Connaissez-vous ce genre de livres qui vous faire dire « Mais oui, tellement ! » à voix haute à la lecture d’une phrase dont la clairvoyance est telle qu’il est impossible de faire machine arrière?

Ce genre de livre que vous ne voudriez jamais finir, garde à jamais au fond de votre sac pour pouvoir le ressortir dans les moments de doute?

Tout au long de ma vie de lectrice, plusieurs ouvrages ont eu cet effet-là sur moi, mais le dernier en date est encore plus spécial que les autres. Il s’agit d’un magistral texte de Nancy Huston intitulé Reflets dans un œil d’homme publié en 2013 chez Actes Sud.

« Les hommes regardent les femmes. Les femmes se regardent en train d’être regardées. Cela détermine non seulement la plupart des rapports entre hommes et femmes, mais aussi le rapport des femmes à elles-mêmes. L’observateur à l’intérieur de la femme est masculin, l’observée féminine.

Ainsi la femme se transforme-t-elle en objet – et plus particulièrement en objet visuel, c’est à dire en image.

»

C’est un livre à la croisée des mondes : elle y mêle avec brio l’anthropologie, la sociologie, la philo, mais aussi elle parle avec honnêteté de l’expérience d’être une femme dans un monde d’hommes.

Reflets dans un œil d’homme nous fait cheminer dans les dédales complexes et parfois nauséabonds des systèmes de représentation. Nancy Huston y retrace avec précision les lignes fondatrices du statut délimitant de « La femme moderne ». Elle y explore l’univers magique et parfois dangereux du désir de la femme, de l’homme, de celui de l’homme pour le corps de la femme et de la femme pour elle-même…

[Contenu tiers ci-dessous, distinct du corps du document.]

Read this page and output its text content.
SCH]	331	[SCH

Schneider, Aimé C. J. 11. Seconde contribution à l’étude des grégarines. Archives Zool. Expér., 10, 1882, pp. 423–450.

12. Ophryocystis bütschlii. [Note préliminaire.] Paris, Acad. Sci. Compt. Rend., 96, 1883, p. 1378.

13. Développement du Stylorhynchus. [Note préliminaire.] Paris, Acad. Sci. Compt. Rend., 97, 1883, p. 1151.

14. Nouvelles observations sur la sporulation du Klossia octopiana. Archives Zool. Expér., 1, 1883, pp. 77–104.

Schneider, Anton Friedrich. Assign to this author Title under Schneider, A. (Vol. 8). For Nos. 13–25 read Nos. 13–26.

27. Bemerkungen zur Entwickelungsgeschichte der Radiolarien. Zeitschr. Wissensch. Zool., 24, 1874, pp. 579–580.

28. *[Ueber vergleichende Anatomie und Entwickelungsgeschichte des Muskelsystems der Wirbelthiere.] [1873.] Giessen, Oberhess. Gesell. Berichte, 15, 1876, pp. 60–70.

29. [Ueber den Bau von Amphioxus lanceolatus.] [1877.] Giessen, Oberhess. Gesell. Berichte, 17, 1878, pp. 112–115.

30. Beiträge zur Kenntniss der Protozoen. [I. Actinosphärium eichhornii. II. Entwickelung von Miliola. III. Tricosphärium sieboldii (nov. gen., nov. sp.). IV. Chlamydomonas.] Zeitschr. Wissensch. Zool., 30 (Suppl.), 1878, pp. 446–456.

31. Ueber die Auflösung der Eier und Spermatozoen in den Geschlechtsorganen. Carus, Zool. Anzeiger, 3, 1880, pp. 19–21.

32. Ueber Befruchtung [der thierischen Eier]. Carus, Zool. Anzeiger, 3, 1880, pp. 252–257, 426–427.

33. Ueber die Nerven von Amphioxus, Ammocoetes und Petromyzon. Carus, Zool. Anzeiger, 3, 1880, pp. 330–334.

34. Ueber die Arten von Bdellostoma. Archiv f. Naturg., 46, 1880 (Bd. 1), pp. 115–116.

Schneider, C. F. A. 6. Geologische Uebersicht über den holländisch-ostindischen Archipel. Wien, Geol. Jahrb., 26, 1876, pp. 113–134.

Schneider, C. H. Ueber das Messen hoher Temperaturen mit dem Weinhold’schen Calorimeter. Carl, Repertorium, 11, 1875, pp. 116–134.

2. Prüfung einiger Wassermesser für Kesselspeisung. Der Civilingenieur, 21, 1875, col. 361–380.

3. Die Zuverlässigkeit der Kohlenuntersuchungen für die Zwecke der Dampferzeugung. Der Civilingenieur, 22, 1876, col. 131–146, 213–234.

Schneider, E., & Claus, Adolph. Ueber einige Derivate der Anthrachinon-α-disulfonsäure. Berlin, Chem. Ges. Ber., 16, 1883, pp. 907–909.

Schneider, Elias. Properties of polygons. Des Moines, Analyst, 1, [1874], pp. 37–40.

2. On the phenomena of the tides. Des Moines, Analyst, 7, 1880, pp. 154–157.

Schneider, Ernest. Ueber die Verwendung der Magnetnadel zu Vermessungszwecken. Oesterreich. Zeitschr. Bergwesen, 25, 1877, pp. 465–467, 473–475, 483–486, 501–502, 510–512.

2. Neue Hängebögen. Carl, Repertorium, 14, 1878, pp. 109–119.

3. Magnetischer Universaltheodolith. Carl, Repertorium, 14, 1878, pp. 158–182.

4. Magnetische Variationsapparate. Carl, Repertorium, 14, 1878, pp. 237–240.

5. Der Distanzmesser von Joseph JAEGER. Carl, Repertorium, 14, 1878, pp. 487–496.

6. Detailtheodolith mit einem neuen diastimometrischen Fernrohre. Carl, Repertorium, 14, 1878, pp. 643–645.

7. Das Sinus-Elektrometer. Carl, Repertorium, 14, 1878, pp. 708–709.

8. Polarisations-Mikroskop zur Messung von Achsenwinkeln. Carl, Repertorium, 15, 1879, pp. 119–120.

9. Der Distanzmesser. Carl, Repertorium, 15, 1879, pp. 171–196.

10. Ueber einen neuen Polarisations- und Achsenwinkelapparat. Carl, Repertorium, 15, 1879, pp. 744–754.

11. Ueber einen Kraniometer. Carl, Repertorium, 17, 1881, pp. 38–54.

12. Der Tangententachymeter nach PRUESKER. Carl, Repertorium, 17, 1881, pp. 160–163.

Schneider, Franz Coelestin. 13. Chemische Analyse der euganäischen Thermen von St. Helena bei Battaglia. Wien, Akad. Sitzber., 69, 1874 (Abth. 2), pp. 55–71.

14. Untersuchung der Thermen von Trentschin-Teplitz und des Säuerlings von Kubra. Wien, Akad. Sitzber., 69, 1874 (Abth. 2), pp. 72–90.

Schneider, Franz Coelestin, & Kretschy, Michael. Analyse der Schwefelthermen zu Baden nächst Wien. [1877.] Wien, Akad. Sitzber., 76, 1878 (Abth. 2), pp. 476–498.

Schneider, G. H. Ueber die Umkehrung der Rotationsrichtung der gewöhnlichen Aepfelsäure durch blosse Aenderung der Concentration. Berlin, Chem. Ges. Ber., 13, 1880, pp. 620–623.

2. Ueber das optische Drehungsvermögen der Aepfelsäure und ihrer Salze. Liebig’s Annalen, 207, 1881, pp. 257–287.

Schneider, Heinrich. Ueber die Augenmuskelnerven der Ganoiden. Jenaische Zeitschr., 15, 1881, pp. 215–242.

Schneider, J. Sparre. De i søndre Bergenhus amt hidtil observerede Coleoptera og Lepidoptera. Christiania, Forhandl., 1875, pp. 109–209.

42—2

Sans concession et avec une plume acerbe et aiguisée, l’auteure décompose les différents reflets contenus dans le regard de l’homme sur la femme à travers son image projetée par elle ou la société dans laquelle elle vit. Une partie non négligeable du texte se concentre sur la photographie; un chapitre, au discours innovant dans lequel elle s’attache à creuser les racines de l’imaginaire photographique en parallèle de l’objectification et de l’hypersexualisation des femmes/filles à travers les spectres de l’image et du regard.

Dans ce livre, elle tape du poing sur la table, revêt sa casquette féministe et dépoussière ce qu’elle considère comme obsolète et contre-productif dans le mouvement : la négation des différences entre les sexes comme argument à une quête de l’égalité parfaite.

À force d’argumentaires solides et crédibles, elle dépeint un tableau de sa vision. Elle dessine avec subtilité son rêve d’égalité, ses aspirations, elle cherche profondément les causes des échecs, elle propose des solutions.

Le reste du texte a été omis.